BUFFALO, N.Y. -- Marshawn Lynch met Tuesday with NFL commissioner Roger Goodell, who will decide whether the Buffalo Bills running back will be disciplined after pleading guilty to a misdemeanor gun charge.
NFL spokesman Greg Aiello confirmed in an e-mail to The Associated Press that the meeting took place, but did not provide any other details or a timetable for when Goodell will rule.
"The meeting took place as part of the review process relating to the recent incident," Aiello said in a statement.
A message left with Lynch's agent, Michael Sullivan, was not returned.
Lynch faces league fines and suspension without pay from regular-season games for violating the NFL's player personal conduct policy after his arrest near Los Angeles on Feb. 11. In searching a parked car carrying Lynch, Culver City police found a 9 mm semiautomatic handgun inside a backpack in the trunk.
Prosecutors said the backpack contained other items belonging to Lynch. Police said they also found four marijuana cigarettes in the car, but no drug charges were filed.

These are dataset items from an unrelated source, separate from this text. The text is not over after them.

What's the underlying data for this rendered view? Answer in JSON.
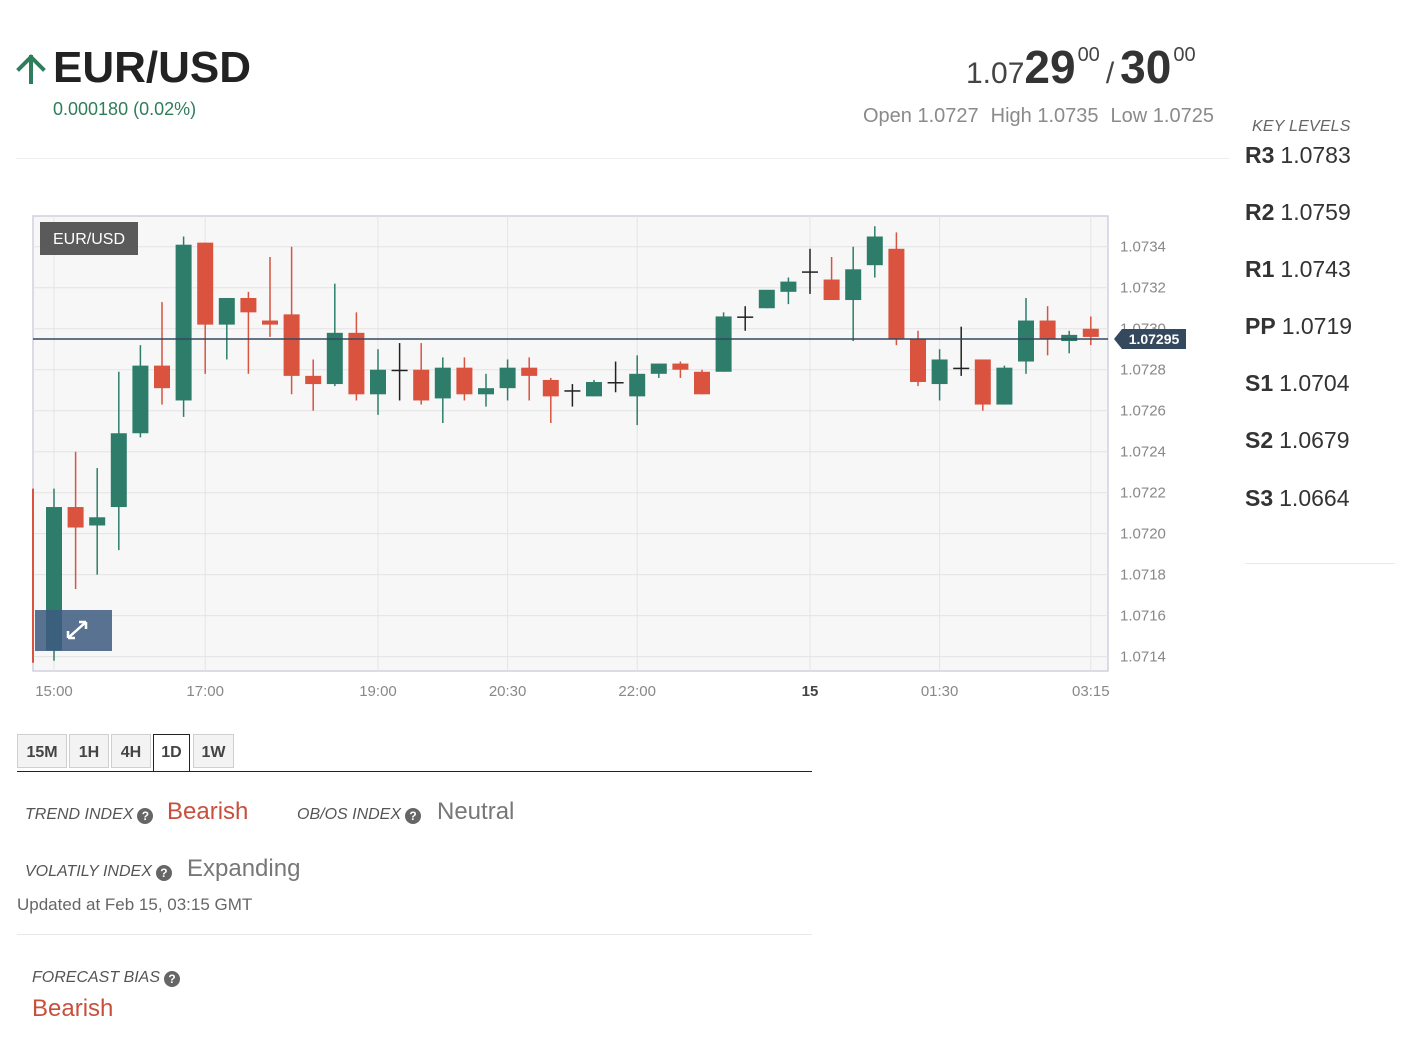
{
  "header": {
    "pair": "EUR/USD",
    "direction_icon": "arrow-up-icon",
    "change": "0.000180 (0.02%)",
    "bid": {
      "prefix": "1.07",
      "big": "29",
      "pipette": "00"
    },
    "separator": "/",
    "ask": {
      "big": "30",
      "pipette": "00"
    },
    "open": "Open 1.0727",
    "high": "High 1.0735",
    "low": "Low 1.0725"
  },
  "key_levels": {
    "title": "KEY LEVELS",
    "items": [
      {
        "name": "R3",
        "value": "1.0783"
      },
      {
        "name": "R2",
        "value": "1.0759"
      },
      {
        "name": "R1",
        "value": "1.0743"
      },
      {
        "name": "PP",
        "value": "1.0719"
      },
      {
        "name": "S1",
        "value": "1.0704"
      },
      {
        "name": "S2",
        "value": "1.0679"
      },
      {
        "name": "S3",
        "value": "1.0664"
      }
    ]
  },
  "timeframe_tabs": [
    "15M",
    "1H",
    "4H",
    "1D",
    "1W"
  ],
  "active_tab": "1D",
  "indicators": {
    "trend": {
      "label": "TREND INDEX",
      "value": "Bearish"
    },
    "obos": {
      "label": "OB/OS INDEX",
      "value": "Neutral"
    },
    "volatility": {
      "label": "VOLATILY INDEX",
      "value": "Expanding"
    },
    "updated": "Updated at Feb 15, 03:15 GMT",
    "forecast": {
      "label": "FORECAST BIAS",
      "value": "Bearish"
    }
  },
  "colors": {
    "up": "#2e7d6b",
    "down": "#d9533f",
    "price_line": "#34495e",
    "brand_green": "#2e7d5b",
    "bearish_text": "#c94f3d"
  },
  "chart_data": {
    "type": "candlestick",
    "legend": "EUR/USD",
    "current_price_label": "1.07295",
    "current_price": 1.07295,
    "y_ticks": [
      "1.0734",
      "1.0732",
      "1.0730",
      "1.0728",
      "1.0726",
      "1.0724",
      "1.0722",
      "1.0720",
      "1.0718",
      "1.0716",
      "1.0714"
    ],
    "ylim": [
      1.07133,
      1.07355
    ],
    "x_labels": [
      {
        "label": "15:00",
        "index": 0,
        "bold": false
      },
      {
        "label": "17:00",
        "index": 7,
        "bold": false
      },
      {
        "label": "19:00",
        "index": 15,
        "bold": false
      },
      {
        "label": "20:30",
        "index": 21,
        "bold": false
      },
      {
        "label": "22:00",
        "index": 27,
        "bold": false
      },
      {
        "label": "15",
        "index": 35,
        "bold": true
      },
      {
        "label": "01:30",
        "index": 41,
        "bold": false
      },
      {
        "label": "03:15",
        "index": 48,
        "bold": false
      }
    ],
    "candles": [
      {
        "o": 1.07143,
        "h": 1.07222,
        "l": 1.07138,
        "c": 1.07213
      },
      {
        "o": 1.07213,
        "h": 1.0724,
        "l": 1.07173,
        "c": 1.07203
      },
      {
        "o": 1.07204,
        "h": 1.07232,
        "l": 1.0718,
        "c": 1.07208
      },
      {
        "o": 1.07213,
        "h": 1.07279,
        "l": 1.07192,
        "c": 1.07249
      },
      {
        "o": 1.07249,
        "h": 1.07292,
        "l": 1.07247,
        "c": 1.07282
      },
      {
        "o": 1.07282,
        "h": 1.07313,
        "l": 1.07263,
        "c": 1.07271
      },
      {
        "o": 1.07265,
        "h": 1.07345,
        "l": 1.07257,
        "c": 1.07341
      },
      {
        "o": 1.07342,
        "h": 1.07342,
        "l": 1.07278,
        "c": 1.07302
      },
      {
        "o": 1.07302,
        "h": 1.07315,
        "l": 1.07285,
        "c": 1.07315
      },
      {
        "o": 1.07315,
        "h": 1.07318,
        "l": 1.07278,
        "c": 1.07308
      },
      {
        "o": 1.07304,
        "h": 1.07335,
        "l": 1.07296,
        "c": 1.07302
      },
      {
        "o": 1.07307,
        "h": 1.0734,
        "l": 1.07268,
        "c": 1.07277
      },
      {
        "o": 1.07277,
        "h": 1.07285,
        "l": 1.0726,
        "c": 1.07273
      },
      {
        "o": 1.07273,
        "h": 1.07322,
        "l": 1.07272,
        "c": 1.07298
      },
      {
        "o": 1.07298,
        "h": 1.07308,
        "l": 1.07265,
        "c": 1.07268
      },
      {
        "o": 1.07268,
        "h": 1.0729,
        "l": 1.07258,
        "c": 1.0728
      },
      {
        "o": 1.0728,
        "h": 1.07293,
        "l": 1.07265,
        "c": 1.0728
      },
      {
        "o": 1.0728,
        "h": 1.07293,
        "l": 1.07263,
        "c": 1.07265
      },
      {
        "o": 1.07266,
        "h": 1.07286,
        "l": 1.07254,
        "c": 1.07281
      },
      {
        "o": 1.07281,
        "h": 1.07286,
        "l": 1.07265,
        "c": 1.07268
      },
      {
        "o": 1.07268,
        "h": 1.07278,
        "l": 1.07262,
        "c": 1.07271
      },
      {
        "o": 1.07271,
        "h": 1.07285,
        "l": 1.07265,
        "c": 1.07281
      },
      {
        "o": 1.07281,
        "h": 1.07286,
        "l": 1.07265,
        "c": 1.07277
      },
      {
        "o": 1.07275,
        "h": 1.07276,
        "l": 1.07254,
        "c": 1.07267
      },
      {
        "o": 1.0727,
        "h": 1.07273,
        "l": 1.07262,
        "c": 1.0727
      },
      {
        "o": 1.07267,
        "h": 1.07275,
        "l": 1.07267,
        "c": 1.07274
      },
      {
        "o": 1.07274,
        "h": 1.07284,
        "l": 1.07269,
        "c": 1.07274
      },
      {
        "o": 1.07267,
        "h": 1.07287,
        "l": 1.07253,
        "c": 1.07278
      },
      {
        "o": 1.07278,
        "h": 1.07283,
        "l": 1.07276,
        "c": 1.07283
      },
      {
        "o": 1.07283,
        "h": 1.07284,
        "l": 1.07276,
        "c": 1.0728
      },
      {
        "o": 1.07279,
        "h": 1.0728,
        "l": 1.07268,
        "c": 1.07268
      },
      {
        "o": 1.07279,
        "h": 1.07308,
        "l": 1.07279,
        "c": 1.07306
      },
      {
        "o": 1.07306,
        "h": 1.07311,
        "l": 1.07299,
        "c": 1.07306
      },
      {
        "o": 1.0731,
        "h": 1.07317,
        "l": 1.0731,
        "c": 1.07319
      },
      {
        "o": 1.07318,
        "h": 1.07325,
        "l": 1.07312,
        "c": 1.07323
      },
      {
        "o": 1.07328,
        "h": 1.07339,
        "l": 1.07317,
        "c": 1.07328
      },
      {
        "o": 1.07324,
        "h": 1.07335,
        "l": 1.07314,
        "c": 1.07314
      },
      {
        "o": 1.07314,
        "h": 1.0734,
        "l": 1.07294,
        "c": 1.07329
      },
      {
        "o": 1.07331,
        "h": 1.0735,
        "l": 1.07325,
        "c": 1.07345
      },
      {
        "o": 1.07339,
        "h": 1.07347,
        "l": 1.07292,
        "c": 1.07295
      },
      {
        "o": 1.07295,
        "h": 1.07299,
        "l": 1.07272,
        "c": 1.07274
      },
      {
        "o": 1.07273,
        "h": 1.0729,
        "l": 1.07265,
        "c": 1.07285
      },
      {
        "o": 1.07281,
        "h": 1.07301,
        "l": 1.07277,
        "c": 1.07281
      },
      {
        "o": 1.07285,
        "h": 1.07285,
        "l": 1.0726,
        "c": 1.07263
      },
      {
        "o": 1.07263,
        "h": 1.07282,
        "l": 1.07263,
        "c": 1.07281
      },
      {
        "o": 1.07284,
        "h": 1.07315,
        "l": 1.07278,
        "c": 1.07304
      },
      {
        "o": 1.07304,
        "h": 1.07311,
        "l": 1.07287,
        "c": 1.07295
      },
      {
        "o": 1.07294,
        "h": 1.07299,
        "l": 1.07288,
        "c": 1.07297
      },
      {
        "o": 1.073,
        "h": 1.07306,
        "l": 1.07292,
        "c": 1.07296
      }
    ]
  }
}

After pleading guilty to having a concealed firearm in a vehicle, Lynch was sentenced this month to 80 hours community service and three years' probation. The Bills' 2007 first-round draft pick also issued an apology, saying, "I am embarrassed by my recent arrest and conviction. I deeply regret that I placed myself in this situation."
The Bills have declined comment during the NFL's investigation.
This is Lynch's second brush with the law in less than a year, which is expected to factor into Goodell's decision. Last June, Lynch pleaded guilty to a traffic violation and admitted driving off after striking a female pedestrian with his car near Buffalo's downtown bar district May 31.
Goodell did not discipline Lynch for the traffic violation after meeting with him at training camp last summer.
Lynch had eight touchdowns and rushed for 1,036 yards last season. He went to his first Pro Bowl game last month, running for a game-high 48 yards during the AFC's 30-21 loss to the NFC.